Forum Discussion
Todd Purifoy
Sep 25, 2018Copper Contributor
Some trouble syncing some users
We set up AAD a few weeks back and created an OU called ActiveSyncUsers. We set it up such that if we add a user to that group, they will be sync'd. So far so good. We created some new users, and they sync fine. Some of our existing users also worked fine.
However, today we started running into some of our OLDER existing users that are getting the following:
Hello itsupport@domain.com, You can troubleshoot this issue by running the Directory Synchronization troubleshooter on the server that has Azure Active Directory identity synchronization tools installed.
The Identity synchronization tool batch run was completed on Tuesday, 25 September 2018 20:30:20 GMT for directory IMS [.onmicrosoft.com]. The following errors occurred during synchronization:
Identity | Error Description | sourceAnchor |
Unable to update this object because the following attributes associated with this object have values that may already be associated with another object in your local directory services: [UserPrincipalName user@domain.com;]. Correct or remove the duplicate values in your local directory. Please refer to http://support.microsoft.com/kb/2647098 for more information on identifying objects with duplicate attribute values. | blablahblah | |
|
|
|
I am a little perplexed as to what this is actually telling me. So the user does exist in the AD, and he does have a cloud account. It APPEARS that dirsync sees this as a collision, and isn't MERGING the accounts?
5 Replies
Sort By
Hi,
In addition to the article Duplicate or invalid attributes prevent directory synchronization in Office 365
You need to review your AD Sync configuration and make sure that you've don't have any other object that using for this user, for example, it can be object that is using ObjectGUID as the anchor attribute an and not email address.
Also, make sure that you don't have secondary value for another object such as a deleted object, disable object or even smtp for a secondary object.
Eli.
Hi Todd,
Have you identified which object has the duplicate value? It can be someone having the same value in email address or proxyAddresses attributes.
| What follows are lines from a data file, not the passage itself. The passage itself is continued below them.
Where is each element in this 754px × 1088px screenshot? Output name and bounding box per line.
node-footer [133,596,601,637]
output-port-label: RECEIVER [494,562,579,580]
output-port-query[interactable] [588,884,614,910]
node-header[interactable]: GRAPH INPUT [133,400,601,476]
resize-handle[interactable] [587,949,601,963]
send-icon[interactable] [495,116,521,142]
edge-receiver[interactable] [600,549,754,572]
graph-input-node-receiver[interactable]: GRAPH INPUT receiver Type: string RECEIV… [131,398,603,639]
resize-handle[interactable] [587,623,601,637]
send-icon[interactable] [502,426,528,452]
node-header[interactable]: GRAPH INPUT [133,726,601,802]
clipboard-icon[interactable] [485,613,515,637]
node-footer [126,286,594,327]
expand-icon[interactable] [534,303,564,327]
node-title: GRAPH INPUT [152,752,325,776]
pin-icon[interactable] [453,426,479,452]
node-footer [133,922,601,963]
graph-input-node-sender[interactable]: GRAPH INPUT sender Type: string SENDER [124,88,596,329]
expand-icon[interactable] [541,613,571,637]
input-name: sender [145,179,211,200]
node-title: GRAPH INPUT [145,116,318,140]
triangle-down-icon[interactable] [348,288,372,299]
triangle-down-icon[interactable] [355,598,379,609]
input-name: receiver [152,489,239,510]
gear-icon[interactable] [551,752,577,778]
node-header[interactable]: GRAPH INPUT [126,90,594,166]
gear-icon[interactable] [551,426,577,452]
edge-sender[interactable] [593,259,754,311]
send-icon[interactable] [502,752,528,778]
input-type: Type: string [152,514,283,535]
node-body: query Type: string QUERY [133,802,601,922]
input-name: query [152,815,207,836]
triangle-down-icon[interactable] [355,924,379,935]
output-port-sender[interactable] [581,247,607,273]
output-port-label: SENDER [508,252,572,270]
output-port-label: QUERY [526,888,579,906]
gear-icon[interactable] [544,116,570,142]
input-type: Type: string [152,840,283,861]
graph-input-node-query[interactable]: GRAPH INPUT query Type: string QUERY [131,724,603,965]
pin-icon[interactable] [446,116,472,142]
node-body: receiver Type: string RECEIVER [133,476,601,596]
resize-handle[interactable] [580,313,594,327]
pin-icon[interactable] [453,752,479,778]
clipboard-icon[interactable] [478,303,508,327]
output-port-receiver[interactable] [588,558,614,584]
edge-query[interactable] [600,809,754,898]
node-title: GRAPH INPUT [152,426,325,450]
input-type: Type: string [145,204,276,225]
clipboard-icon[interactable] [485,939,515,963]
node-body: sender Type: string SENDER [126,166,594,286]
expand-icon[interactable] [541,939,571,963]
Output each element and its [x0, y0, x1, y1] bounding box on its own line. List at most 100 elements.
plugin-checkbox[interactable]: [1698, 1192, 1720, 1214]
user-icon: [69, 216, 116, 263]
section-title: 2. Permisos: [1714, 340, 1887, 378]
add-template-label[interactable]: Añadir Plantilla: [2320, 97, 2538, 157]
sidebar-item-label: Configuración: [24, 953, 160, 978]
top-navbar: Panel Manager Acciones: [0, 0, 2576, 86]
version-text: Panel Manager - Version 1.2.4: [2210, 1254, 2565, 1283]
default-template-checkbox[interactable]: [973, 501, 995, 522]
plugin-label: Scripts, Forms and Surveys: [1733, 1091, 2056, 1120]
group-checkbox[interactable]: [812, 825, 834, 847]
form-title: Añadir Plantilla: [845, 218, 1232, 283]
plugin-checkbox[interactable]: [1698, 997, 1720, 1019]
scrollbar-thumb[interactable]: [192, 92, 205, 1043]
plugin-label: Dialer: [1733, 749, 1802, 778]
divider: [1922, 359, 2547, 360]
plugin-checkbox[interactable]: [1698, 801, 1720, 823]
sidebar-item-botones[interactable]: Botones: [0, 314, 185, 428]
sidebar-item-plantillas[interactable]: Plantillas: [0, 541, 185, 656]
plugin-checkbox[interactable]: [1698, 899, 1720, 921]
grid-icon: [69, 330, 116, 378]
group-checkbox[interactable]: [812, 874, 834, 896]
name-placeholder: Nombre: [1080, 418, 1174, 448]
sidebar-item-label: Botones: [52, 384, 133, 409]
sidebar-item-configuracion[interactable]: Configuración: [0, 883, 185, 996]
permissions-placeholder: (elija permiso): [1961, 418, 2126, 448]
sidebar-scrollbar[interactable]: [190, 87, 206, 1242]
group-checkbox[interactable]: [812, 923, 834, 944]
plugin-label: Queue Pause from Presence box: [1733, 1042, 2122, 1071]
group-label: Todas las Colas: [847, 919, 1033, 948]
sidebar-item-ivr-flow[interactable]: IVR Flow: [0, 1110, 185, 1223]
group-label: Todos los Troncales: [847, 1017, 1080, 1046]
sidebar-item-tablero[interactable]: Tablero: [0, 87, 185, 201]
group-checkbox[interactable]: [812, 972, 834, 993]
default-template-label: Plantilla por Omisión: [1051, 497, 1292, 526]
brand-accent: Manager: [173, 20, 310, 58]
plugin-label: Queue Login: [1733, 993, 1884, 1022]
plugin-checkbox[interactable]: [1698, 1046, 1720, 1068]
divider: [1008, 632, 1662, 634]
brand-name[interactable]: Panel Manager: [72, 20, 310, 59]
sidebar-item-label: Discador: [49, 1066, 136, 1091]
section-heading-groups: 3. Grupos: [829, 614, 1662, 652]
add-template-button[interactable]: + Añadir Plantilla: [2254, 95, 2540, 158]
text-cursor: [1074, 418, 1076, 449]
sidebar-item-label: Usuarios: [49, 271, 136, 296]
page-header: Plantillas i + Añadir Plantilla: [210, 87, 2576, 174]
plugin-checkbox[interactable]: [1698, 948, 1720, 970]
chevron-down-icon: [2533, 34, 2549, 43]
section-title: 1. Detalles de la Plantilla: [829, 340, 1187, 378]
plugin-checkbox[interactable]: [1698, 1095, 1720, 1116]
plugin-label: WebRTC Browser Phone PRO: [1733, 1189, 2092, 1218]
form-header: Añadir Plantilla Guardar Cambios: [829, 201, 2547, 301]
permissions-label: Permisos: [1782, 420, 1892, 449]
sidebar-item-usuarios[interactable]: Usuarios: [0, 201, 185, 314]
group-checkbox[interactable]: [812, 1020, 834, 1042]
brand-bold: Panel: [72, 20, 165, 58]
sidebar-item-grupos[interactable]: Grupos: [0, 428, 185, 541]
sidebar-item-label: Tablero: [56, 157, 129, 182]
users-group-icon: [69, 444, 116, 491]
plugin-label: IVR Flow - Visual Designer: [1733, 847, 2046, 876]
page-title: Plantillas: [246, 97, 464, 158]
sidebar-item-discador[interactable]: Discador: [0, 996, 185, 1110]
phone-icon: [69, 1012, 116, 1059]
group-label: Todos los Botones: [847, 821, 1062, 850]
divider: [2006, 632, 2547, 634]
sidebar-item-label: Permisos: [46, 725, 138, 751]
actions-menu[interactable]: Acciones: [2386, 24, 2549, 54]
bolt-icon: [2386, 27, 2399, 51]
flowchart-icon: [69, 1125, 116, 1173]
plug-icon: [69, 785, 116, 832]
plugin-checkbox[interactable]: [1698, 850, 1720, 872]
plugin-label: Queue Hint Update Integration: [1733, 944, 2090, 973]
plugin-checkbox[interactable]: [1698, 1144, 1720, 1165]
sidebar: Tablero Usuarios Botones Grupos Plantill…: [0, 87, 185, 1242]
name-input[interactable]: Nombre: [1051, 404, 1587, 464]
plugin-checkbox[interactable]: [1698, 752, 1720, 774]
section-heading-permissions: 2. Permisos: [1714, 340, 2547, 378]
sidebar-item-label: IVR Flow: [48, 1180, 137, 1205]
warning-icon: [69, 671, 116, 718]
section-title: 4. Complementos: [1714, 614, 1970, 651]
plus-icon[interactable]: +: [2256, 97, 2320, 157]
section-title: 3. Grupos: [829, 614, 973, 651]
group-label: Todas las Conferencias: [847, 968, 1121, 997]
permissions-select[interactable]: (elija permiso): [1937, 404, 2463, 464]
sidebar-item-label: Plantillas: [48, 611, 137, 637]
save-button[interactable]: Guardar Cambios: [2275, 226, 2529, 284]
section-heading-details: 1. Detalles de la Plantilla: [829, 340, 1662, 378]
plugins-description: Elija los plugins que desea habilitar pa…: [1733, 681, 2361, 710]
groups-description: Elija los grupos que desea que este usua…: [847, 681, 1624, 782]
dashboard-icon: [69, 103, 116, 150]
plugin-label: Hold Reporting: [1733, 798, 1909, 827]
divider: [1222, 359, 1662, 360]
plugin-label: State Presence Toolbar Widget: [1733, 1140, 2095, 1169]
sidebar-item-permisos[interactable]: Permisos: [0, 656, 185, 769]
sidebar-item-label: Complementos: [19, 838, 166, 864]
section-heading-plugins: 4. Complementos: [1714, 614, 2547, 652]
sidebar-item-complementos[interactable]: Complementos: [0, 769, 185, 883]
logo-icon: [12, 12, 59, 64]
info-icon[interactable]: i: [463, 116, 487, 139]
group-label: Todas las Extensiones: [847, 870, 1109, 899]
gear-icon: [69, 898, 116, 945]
- Todd PurifoyCopper Contributor
Also, if I run IDFIX, nothing comes up as erroneous. I expected to see DUPLICATE show up in light of this warning, but nothing comes up.
The steps here will depend on few factors, such as the status of the Duplicate Attribute Resiliency feature. In other words, follow the instructions in this article: https://docs.microsoft.com/en-us/azure/active-directory/hybrid/how-to-connect-syncservice-duplicate-attribute-resiliency
- Todd PurifoyCopper ContributorNo I haven’t. The user in 365 has an SMTP address of user@domain.com
That is the UPN for the user in AD. That is the closest thing I can find to a duplicate?
There are no other users with this address is 365.
I canny find the record that it is considering a duplicate?